Finished November 13
The Glass Universe: How the Ladies of the Harvard Observatory Took the Measure of the Stars by Dava Sobel, read by Cassandra Campbell

This fascinating look at the history of astronomy takes us from the late nineteenth century through to the mid-twentieth century. It is centered around the Harvard University and the women who worked and volunteered there, but also around the men who hired, worked with, promoted, supported, and cared about these women.
The first women at the observatory were family members of the male astronomers, many of whom took on volunteer roles as computers, interpreting the observations of the male astronomers. As photography advanced to allow the capture of the night skies, the role of women included observation of these photographs. The library of glass photography plates is the origin for the title of this book. Anna Palmer Draper, widow of one of the earliest photographers of the stars wanted to continue his life's work, and she donated money to the observatory to continue this work.
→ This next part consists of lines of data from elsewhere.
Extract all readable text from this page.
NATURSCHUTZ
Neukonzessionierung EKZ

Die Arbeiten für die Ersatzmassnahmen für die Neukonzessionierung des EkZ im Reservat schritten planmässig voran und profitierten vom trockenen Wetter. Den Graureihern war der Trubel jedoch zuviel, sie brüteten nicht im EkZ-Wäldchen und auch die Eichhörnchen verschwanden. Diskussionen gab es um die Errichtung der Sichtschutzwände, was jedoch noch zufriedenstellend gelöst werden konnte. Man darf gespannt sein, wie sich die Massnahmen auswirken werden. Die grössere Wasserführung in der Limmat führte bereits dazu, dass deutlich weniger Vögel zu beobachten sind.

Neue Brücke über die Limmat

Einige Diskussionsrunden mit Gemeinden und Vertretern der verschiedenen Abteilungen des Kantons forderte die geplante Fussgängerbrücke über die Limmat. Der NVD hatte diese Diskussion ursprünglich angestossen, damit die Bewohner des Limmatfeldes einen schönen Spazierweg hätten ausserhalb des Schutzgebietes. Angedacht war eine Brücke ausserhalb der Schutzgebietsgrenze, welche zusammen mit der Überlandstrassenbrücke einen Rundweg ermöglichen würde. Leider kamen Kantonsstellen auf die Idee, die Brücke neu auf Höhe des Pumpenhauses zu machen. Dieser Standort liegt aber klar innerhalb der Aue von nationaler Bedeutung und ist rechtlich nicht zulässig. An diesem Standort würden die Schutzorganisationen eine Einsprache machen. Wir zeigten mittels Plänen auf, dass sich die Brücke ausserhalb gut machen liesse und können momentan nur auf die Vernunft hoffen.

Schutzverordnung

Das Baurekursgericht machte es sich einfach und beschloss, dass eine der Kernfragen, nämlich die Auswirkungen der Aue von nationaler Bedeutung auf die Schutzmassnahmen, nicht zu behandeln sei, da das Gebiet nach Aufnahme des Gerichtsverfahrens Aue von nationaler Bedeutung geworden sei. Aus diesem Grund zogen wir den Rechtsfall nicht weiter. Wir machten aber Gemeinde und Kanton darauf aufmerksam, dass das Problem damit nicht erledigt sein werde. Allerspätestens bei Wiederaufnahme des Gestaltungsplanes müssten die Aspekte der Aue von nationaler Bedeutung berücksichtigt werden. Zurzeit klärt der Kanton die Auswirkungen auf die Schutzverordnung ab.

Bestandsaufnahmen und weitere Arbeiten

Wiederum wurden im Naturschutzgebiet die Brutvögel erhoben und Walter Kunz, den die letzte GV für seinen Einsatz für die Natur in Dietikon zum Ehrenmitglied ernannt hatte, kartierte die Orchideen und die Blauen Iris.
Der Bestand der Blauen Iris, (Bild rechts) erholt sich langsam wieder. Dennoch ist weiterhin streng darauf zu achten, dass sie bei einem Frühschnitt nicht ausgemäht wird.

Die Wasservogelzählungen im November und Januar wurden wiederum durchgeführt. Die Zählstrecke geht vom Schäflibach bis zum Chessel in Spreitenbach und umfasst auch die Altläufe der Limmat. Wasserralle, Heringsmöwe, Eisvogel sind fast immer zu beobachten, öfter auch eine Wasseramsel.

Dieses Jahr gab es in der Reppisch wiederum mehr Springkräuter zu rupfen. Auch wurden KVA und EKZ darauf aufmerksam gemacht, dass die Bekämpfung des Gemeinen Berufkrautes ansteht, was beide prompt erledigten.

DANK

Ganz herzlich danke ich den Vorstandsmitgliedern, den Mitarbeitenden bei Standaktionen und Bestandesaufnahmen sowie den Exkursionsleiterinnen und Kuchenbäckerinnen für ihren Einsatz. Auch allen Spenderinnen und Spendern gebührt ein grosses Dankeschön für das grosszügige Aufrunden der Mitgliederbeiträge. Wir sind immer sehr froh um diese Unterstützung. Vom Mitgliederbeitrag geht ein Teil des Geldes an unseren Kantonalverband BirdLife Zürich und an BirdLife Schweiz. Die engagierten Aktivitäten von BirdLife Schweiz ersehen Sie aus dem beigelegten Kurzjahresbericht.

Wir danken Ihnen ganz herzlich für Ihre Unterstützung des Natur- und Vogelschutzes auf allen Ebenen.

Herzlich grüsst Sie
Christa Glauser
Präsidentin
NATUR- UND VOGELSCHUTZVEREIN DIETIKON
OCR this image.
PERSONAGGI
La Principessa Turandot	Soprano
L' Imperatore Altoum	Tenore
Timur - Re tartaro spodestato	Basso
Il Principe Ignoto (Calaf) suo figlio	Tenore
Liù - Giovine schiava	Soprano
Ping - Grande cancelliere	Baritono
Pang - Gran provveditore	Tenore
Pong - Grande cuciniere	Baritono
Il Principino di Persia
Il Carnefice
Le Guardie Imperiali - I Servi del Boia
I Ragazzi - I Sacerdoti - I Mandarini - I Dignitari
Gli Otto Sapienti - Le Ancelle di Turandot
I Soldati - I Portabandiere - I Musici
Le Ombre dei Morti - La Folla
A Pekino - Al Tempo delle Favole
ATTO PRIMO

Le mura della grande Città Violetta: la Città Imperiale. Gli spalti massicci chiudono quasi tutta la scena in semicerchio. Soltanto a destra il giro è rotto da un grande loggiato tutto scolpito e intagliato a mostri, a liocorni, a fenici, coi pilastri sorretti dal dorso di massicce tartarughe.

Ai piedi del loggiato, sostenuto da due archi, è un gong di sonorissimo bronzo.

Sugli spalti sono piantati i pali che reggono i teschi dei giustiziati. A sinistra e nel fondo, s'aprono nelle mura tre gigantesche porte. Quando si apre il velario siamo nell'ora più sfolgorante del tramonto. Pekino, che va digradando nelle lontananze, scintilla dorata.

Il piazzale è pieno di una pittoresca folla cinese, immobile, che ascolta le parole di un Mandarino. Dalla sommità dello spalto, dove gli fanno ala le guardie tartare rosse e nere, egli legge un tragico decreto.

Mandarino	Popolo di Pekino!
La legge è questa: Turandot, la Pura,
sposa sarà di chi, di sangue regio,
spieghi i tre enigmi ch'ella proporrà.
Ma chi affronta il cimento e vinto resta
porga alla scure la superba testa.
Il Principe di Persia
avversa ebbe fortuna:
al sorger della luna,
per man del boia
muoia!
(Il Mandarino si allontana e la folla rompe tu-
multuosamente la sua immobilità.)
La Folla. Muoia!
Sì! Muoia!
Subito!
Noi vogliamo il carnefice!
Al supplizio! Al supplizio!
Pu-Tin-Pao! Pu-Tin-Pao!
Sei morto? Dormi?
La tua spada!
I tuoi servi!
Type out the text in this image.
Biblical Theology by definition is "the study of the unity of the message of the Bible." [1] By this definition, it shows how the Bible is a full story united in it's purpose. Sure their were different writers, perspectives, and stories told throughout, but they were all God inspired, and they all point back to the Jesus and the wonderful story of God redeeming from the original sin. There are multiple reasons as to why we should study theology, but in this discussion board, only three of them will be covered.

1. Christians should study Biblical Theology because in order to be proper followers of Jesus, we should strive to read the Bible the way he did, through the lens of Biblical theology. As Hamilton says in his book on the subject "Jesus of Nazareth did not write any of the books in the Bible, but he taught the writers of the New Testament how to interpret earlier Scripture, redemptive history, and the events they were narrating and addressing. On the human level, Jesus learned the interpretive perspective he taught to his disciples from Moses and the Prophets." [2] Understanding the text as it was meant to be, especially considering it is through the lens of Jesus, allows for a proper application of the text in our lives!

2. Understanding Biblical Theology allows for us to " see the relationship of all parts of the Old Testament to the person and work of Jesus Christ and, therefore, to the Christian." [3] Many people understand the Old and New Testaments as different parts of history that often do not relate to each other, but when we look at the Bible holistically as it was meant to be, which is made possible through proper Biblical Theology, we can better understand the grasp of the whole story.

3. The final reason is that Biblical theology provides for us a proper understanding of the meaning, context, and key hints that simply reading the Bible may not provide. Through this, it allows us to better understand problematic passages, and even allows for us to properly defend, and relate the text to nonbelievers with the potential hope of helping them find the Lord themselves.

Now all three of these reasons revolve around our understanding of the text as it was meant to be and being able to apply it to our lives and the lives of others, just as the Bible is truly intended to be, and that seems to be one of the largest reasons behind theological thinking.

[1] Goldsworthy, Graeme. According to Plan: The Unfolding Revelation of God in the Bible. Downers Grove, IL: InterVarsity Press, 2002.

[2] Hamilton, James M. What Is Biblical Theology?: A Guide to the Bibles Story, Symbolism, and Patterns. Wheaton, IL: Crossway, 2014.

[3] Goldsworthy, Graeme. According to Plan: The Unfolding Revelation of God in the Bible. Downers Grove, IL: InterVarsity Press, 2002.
One of the earliest female employees was Williamina Fleming, a Scottish woman who had worked as a maid in the home of the director of the observatory, and who took on the role of curator of the glass plates of photographs of the stars. Fleming also observed these photographs and identified over three hundred variable stars (stars whose intensity changes in regular or irregular cycles) and ten novae. She was followed by women who were some of the first graduates of colleges such as Smith and Vassar and, later, by post-graduate students, research fellows, working astronomers, and professors.
Annie Jump Cannon, a college graduate, looked at the previous work and designed a classification system for the stars that is still used today. She and others made important breakthroughs in learning about the chemical make-up of stars and used features of starlight to measure distances in space.
Dr. Cecelia Helena Payne became the first female professor of astronomy at Harvard, and the first female department chair at the university.
Two directors, Edward Pickering who was director from 1877 to 1919, and Howard Shapley, director from 1922 to 1951 were key to valuing the work of these women, promoting them, supporting their work, and giving them credit for their achievements.
I learned so much about astronomy that I didn't know, thanks to Sobel's wonderful explanations of the various key discoveries. I also found the women very interesting. The book is about astronomy and the work these people did, the discoveries they made, and the contributions of their work worldwide. It is not about the personal lives of the various players, other than mentioning facts of children, spouses, and living arrangements. But for me, that was fine. Each of these women would merit a biography of their own as separate books. The reading of the book by Campbell was captivating, and I found even the appendices of the timeline, short biographies, and glossary worth listening to.
This was a story that needed to be told, and Sobel did a fantastic job.